Scientists are addressing the threat of antimicrobial drug resistance by launching two new clinical trials aimed at prolonging the effectiveness of currently available antibacterial drugs. The concept underlying both studies: Less is more.
The six-year contracts from the National Institute of Allergy and Infectious Diseases (NIAID), part of the National Institutes of Health, are part of an initiative intended to help answer key questions about proper antimicrobial doses, treatment duration and whether antimicrobial treatment is necessary in all cases. NIAID has made an initial award of $1.5 million to the Children's Hospital of Philadelphia with further funding of up to a total of $13.8 million available over the six-year course of the contract if clinical trial milestones are met. Duke University, Durham, N.C., has received an initial award of $1.4 million. If milestones are met, the total award from NIAID to the Duke team could total up to $11 million over six years.
Many infectious diseases are increasingly difficult to treat because bacteria and other microbes have developed resistance to commonly used antimicrobial drugs. Microbial drug resistance is driven by a variety of forces, including expanded use of antimicrobial drugs in human and animal healthcare. According to one estimate, between 5 and 10 percent of all hospitalized patients in the United States develop a drug-resistant infection of some kind, leading to an added $5 billion in annual healthcare costs.

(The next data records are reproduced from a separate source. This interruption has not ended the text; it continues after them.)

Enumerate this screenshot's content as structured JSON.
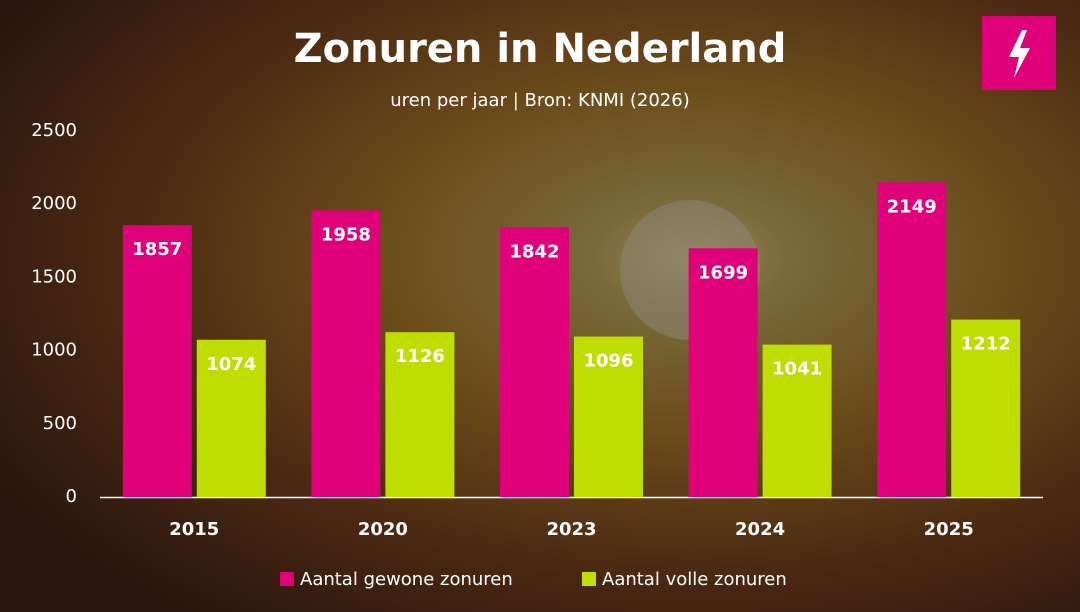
{
  "chart_data": {
    "type": "bar",
    "title": "Zonuren in Nederland",
    "subtitle": "uren per jaar | Bron: KNMI (2026)",
    "categories": [
      "2015",
      "2020",
      "2023",
      "2024",
      "2025"
    ],
    "series": [
      {
        "name": "Aantal gewone zonuren",
        "color": "#e0007a",
        "values": [
          1857,
          1958,
          1842,
          1699,
          2149
        ]
      },
      {
        "name": "Aantal volle zonuren",
        "color": "#bedd00",
        "values": [
          1074,
          1126,
          1096,
          1041,
          1212
        ]
      }
    ],
    "ylim": [
      0,
      2500
    ],
    "yticks": [
      0,
      500,
      1000,
      1500,
      2000,
      2500
    ],
    "grid": false,
    "legend": "bottom"
  }
}
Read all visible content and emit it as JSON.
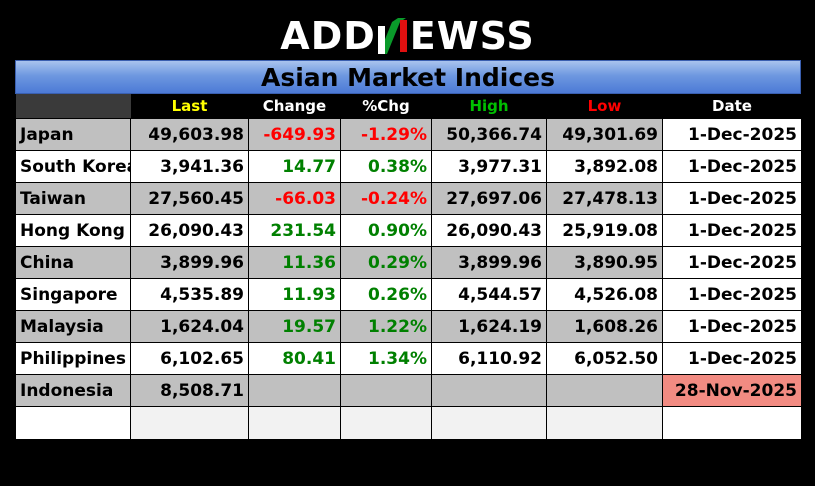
{
  "logo": {
    "left": "ADD",
    "n": "N",
    "right": "EWSS"
  },
  "title": "Asian Market Indices",
  "headers": [
    "",
    "Last",
    "Change",
    "%Chg",
    "High",
    "Low",
    "Date"
  ],
  "colors": {
    "up": "#008000",
    "down": "#ff0000",
    "last_header": "#ffff00",
    "high_header": "#00c000",
    "low_header": "#ff0000",
    "stale_date": "#f28b82"
  },
  "rows": [
    {
      "name": "Japan",
      "last": "49,603.98",
      "change": "-649.93",
      "pct": "-1.29%",
      "high": "50,366.74",
      "low": "49,301.69",
      "date": "1-Dec-2025",
      "dir": "down"
    },
    {
      "name": "South Korea",
      "last": "3,941.36",
      "change": "14.77",
      "pct": "0.38%",
      "high": "3,977.31",
      "low": "3,892.08",
      "date": "1-Dec-2025",
      "dir": "up"
    },
    {
      "name": "Taiwan",
      "last": "27,560.45",
      "change": "-66.03",
      "pct": "-0.24%",
      "high": "27,697.06",
      "low": "27,478.13",
      "date": "1-Dec-2025",
      "dir": "down"
    },
    {
      "name": "Hong Kong",
      "last": "26,090.43",
      "change": "231.54",
      "pct": "0.90%",
      "high": "26,090.43",
      "low": "25,919.08",
      "date": "1-Dec-2025",
      "dir": "up"
    },
    {
      "name": "China",
      "last": "3,899.96",
      "change": "11.36",
      "pct": "0.29%",
      "high": "3,899.96",
      "low": "3,890.95",
      "date": "1-Dec-2025",
      "dir": "up"
    },
    {
      "name": "Singapore",
      "last": "4,535.89",
      "change": "11.93",
      "pct": "0.26%",
      "high": "4,544.57",
      "low": "4,526.08",
      "date": "1-Dec-2025",
      "dir": "up"
    },
    {
      "name": "Malaysia",
      "last": "1,624.04",
      "change": "19.57",
      "pct": "1.22%",
      "high": "1,624.19",
      "low": "1,608.26",
      "date": "1-Dec-2025",
      "dir": "up"
    },
    {
      "name": "Philippines",
      "last": "6,102.65",
      "change": "80.41",
      "pct": "1.34%",
      "high": "6,110.92",
      "low": "6,052.50",
      "date": "1-Dec-2025",
      "dir": "up"
    },
    {
      "name": "Indonesia",
      "last": "8,508.71",
      "change": "",
      "pct": "",
      "high": "",
      "low": "",
      "date": "28-Nov-2025",
      "dir": "none",
      "stale": true
    }
  ]
}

"The clinical trials supported by this important initiative will provide vital information on the optimal use of antimicrobial drugs in a variety of clinical settings," says NIAID Director Anthony S. Fauci, M.D. "This information is critical to improving patient care and slowing the development of drug resistance."
Reducing the risk of antimicrobial resistance is a priority for NIAID, as exemplified by these new trials and two similar studies now under way. NIAID has also intends to fund additional innovative proposals aimed at slowing the development of antimicrobial resistance through targeted clinical trials. "Historically, development of new antimicrobials has moved at a much slower pace than the evolution of resistance to those treatments, so we need to look at preserving the usefulness of the drugs we have," says Dennis M. Dixon, Ph.D., chief of the Bacteriology and Mycology Branch within NIAID's Division of Microbiology and Infectious Diseases. "One way to reduce the risk of resistance, and therefore to preserve antimicrobials, is to reduce unnecessary use of these drugs."

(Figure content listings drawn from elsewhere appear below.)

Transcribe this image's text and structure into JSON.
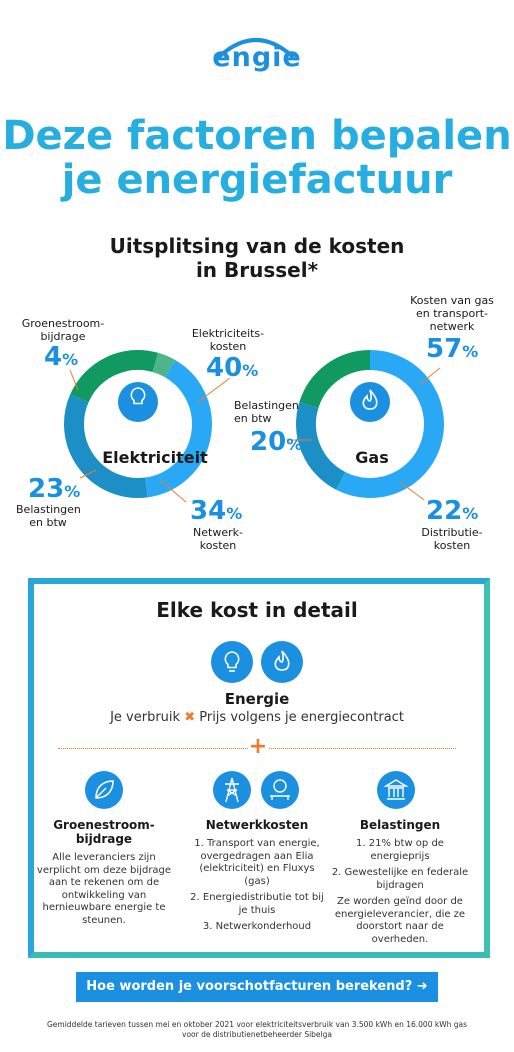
{
  "brand": {
    "logo_text": "engie",
    "color": "#1b8fe0"
  },
  "title": {
    "line1": "Deze factoren bepalen",
    "line2": "je energiefactuur"
  },
  "subtitle": {
    "line1": "Uitsplitsing van de kosten",
    "line2": "in Brussel*"
  },
  "electricity": {
    "name": "Elektriciteit",
    "icon": "lightbulb-icon",
    "slices": [
      {
        "label_lines": [
          "Elektriciteits-",
          "kosten"
        ],
        "pct": "40",
        "value": 40,
        "color": "#29a9f5"
      },
      {
        "label_lines": [
          "Netwerk-",
          "kosten"
        ],
        "pct": "34",
        "value": 34,
        "color": "#1c8fc6"
      },
      {
        "label_lines": [
          "Belastingen",
          "en btw"
        ],
        "pct": "23",
        "value": 23,
        "color": "#109a62"
      },
      {
        "label_lines": [
          "Groenestroom-",
          "bijdrage"
        ],
        "pct": "4",
        "value": 4,
        "color": "#4eb58a"
      }
    ]
  },
  "gas": {
    "name": "Gas",
    "icon": "flame-icon",
    "slices": [
      {
        "label_lines": [
          "Kosten van gas",
          "en transport-",
          "netwerk"
        ],
        "pct": "57",
        "value": 57,
        "color": "#29a9f5"
      },
      {
        "label_lines": [
          "Distributie-",
          "kosten"
        ],
        "pct": "22",
        "value": 22,
        "color": "#1c8fc6"
      },
      {
        "label_lines": [
          "Belastingen",
          "en btw"
        ],
        "pct": "20",
        "value": 20,
        "color": "#109a62"
      }
    ]
  },
  "pct_sign": "%",
  "detail": {
    "title": "Elke kost in detail",
    "energie_title": "Energie",
    "formula_left": "Je verbruik",
    "formula_x": "✖",
    "formula_right": "Prijs volgens je energiecontract",
    "plus": "+",
    "columns": [
      {
        "icon": "leaf-icon",
        "title_lines": [
          "Groenestroom-",
          "bijdrage"
        ],
        "paras": [
          "Alle leveranciers zijn verplicht om deze bijdrage aan te rekenen om de ontwikkeling van hernieuwbare energie te steunen."
        ]
      },
      {
        "icons": [
          "pylon-icon",
          "gas-meter-icon"
        ],
        "title_lines": [
          "Netwerkkosten"
        ],
        "paras": [
          "1. Transport van energie, overgedragen aan Elia (elektriciteit) en Fluxys (gas)",
          "2. Energiedistributie tot bij je thuis",
          "3. Netwerkonderhoud"
        ]
      },
      {
        "icon": "government-building-icon",
        "title_lines": [
          "Belastingen"
        ],
        "paras": [
          "1. 21% btw op de energieprijs",
          "2. Gewestelijke en federale bijdragen",
          "Ze worden geïnd door de energieleverancier, die ze doorstort naar de overheden."
        ]
      }
    ]
  },
  "cta": {
    "label": "Hoe worden je voorschotfacturen berekend?",
    "icon": "arrow-right-circle-icon"
  },
  "footnote": {
    "line1": "Gemiddelde tarieven tussen mei en oktober 2021 voor elektriciteitsverbruik van 3.500 kWh en 16.000 kWh gas",
    "line2": "voor de distributienetbeheerder Sibelga"
  }
}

In the new round of research, investigators at Children's Hospital of Philadelphia will study children with urinary tract infections to determine if treatment with antimicrobials can be shortened from the standard length of up to two weeks and still be effective. The study will enroll as many as 1,000 children.

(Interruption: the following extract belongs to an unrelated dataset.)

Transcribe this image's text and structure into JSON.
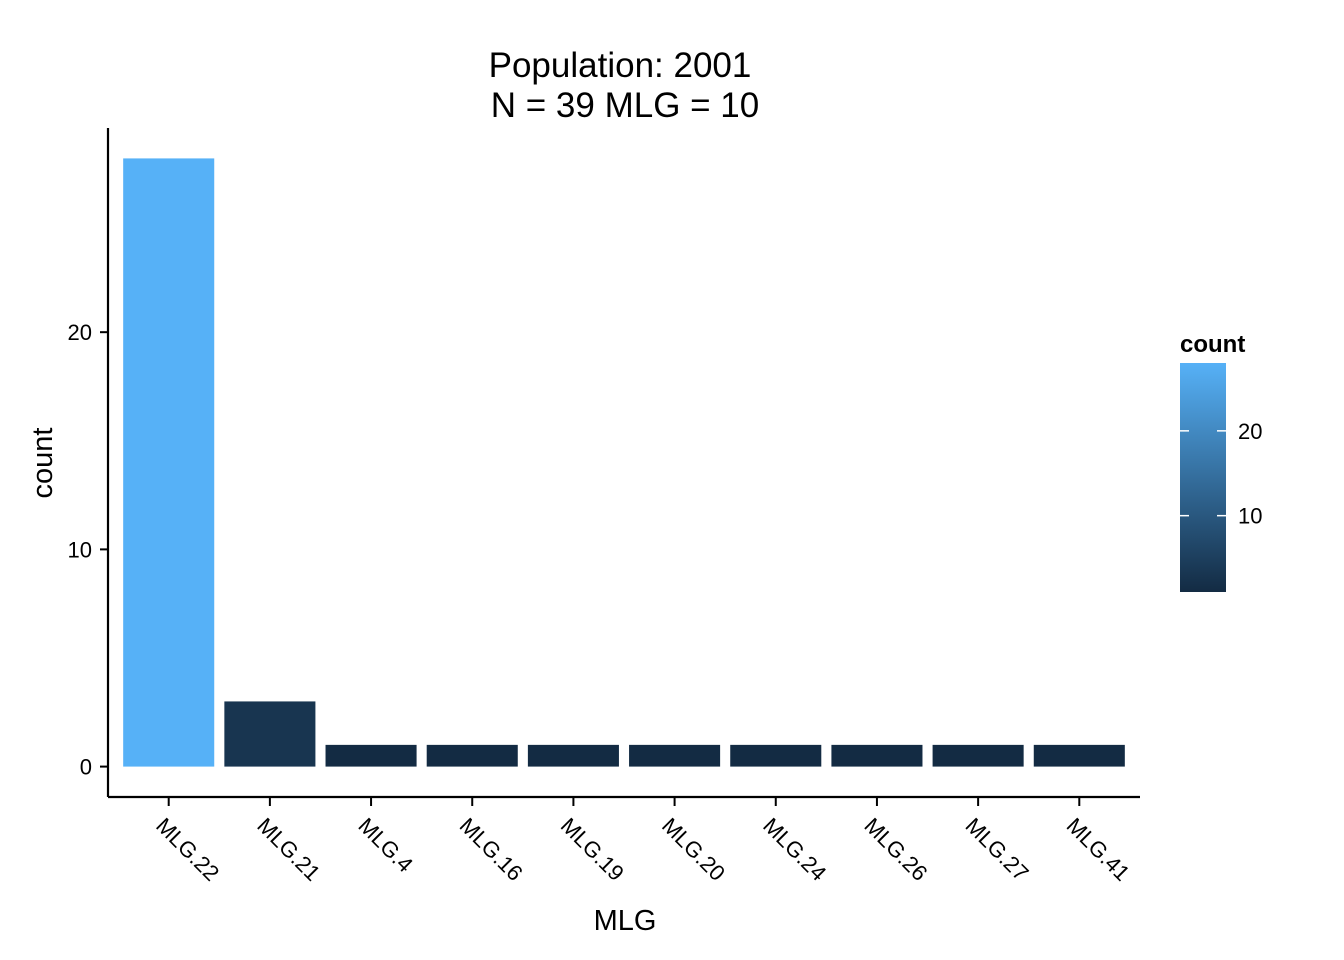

The Duke study also will test the effectiveness of shorter duration of antimicrobial treatment. This project will focus on hospitalized patients who acquire staphylococcal infections in the bloodstream after use of an intravenous catheter. This study could lead to reduced drug exposure in patients with such infections, which in turn lowers the chance that bacteria will develop resistance to the drugs. The conditions studied in these trials-infections in the urinary tract or the bloodstream-are ones where development of antimicrobial resistance is of particular concern.